There has been fluffy pop music for as long as there has been pop music. It just changes in the particulars. There was plenty of garbage on the radio when I was a kid in the 1970s. But for every “You Light Up My Life,” there was “Dreams,” “Sir Duke,” “Rich Girl,” “Telephone Line,” “Carry On Wayward Son,” “I Never Cry,” and “Barracuda.”
The real villain here is the 1996 Telecommunications Act. That removed the barriers to radio station ownership, allowing companies to own as many radio stations as they wanted. Before 1996, a company could only own 40 stations total, and no more than 2 FM and 2 AM stations in any one market. Once that was removed, the divisions that had already started in radio formats ossified as big media companies bought most of the radio stations and converted them all to specific genre formats that were centrally programmed.

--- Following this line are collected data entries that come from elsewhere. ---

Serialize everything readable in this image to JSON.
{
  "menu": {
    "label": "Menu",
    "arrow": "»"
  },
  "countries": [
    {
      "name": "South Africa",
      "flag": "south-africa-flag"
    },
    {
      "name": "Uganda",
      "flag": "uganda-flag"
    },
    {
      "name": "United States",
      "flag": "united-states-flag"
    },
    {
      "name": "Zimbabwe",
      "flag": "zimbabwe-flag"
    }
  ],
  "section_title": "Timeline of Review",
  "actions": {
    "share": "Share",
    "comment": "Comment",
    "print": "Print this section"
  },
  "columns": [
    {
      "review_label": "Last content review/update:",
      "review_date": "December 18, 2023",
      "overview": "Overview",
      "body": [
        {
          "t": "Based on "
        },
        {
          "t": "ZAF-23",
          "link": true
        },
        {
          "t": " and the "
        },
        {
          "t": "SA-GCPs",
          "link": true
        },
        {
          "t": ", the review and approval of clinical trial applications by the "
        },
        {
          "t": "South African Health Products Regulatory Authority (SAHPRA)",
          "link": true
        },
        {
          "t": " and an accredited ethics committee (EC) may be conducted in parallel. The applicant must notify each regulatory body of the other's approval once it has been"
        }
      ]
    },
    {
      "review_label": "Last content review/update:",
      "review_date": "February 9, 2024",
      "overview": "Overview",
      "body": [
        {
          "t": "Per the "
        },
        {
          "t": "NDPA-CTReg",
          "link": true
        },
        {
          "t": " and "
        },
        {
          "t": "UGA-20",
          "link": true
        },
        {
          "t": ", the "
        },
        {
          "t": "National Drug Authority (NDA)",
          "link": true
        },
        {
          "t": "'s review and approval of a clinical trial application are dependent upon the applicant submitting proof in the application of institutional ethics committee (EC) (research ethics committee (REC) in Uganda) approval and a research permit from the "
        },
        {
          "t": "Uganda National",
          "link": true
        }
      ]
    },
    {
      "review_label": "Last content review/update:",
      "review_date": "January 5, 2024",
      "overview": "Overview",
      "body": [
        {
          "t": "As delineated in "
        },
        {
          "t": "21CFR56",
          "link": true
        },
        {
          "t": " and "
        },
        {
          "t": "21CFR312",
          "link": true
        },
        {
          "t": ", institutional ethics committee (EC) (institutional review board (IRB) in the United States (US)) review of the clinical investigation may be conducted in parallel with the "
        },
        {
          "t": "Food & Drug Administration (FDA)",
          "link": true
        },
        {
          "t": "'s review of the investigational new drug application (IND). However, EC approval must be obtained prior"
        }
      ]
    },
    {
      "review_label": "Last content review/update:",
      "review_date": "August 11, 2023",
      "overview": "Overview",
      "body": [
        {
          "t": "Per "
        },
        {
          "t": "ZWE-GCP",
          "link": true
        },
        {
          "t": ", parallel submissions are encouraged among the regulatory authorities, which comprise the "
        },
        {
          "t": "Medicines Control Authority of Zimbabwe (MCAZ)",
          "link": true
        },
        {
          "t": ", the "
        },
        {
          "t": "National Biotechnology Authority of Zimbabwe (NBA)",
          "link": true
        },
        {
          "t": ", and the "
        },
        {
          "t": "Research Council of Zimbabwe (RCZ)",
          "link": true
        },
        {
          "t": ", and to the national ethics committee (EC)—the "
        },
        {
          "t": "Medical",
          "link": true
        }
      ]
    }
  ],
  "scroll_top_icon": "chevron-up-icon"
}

Where I grew up, there was no such thing as a “classic rock” station until I was probably about 20. There was a rock station and a rock station that played top 40 during the day, an easy listening station, a couple of country stations, etc. In 1994, you could still hear Green Day, Pink Floyd, The Cranberries, Mariah Carey, and Janet Jackson all in the same block. Now? Not so much. I can’t picture hearing Stevie Wonder and Alice Cooper on the same station anymore, either.
The problem with radio is that each station plays a very narrowly defined genre of music, so they’re all bad. If you listen to one radio station, you might think that all new music sounds the same, but that’s completely untrue.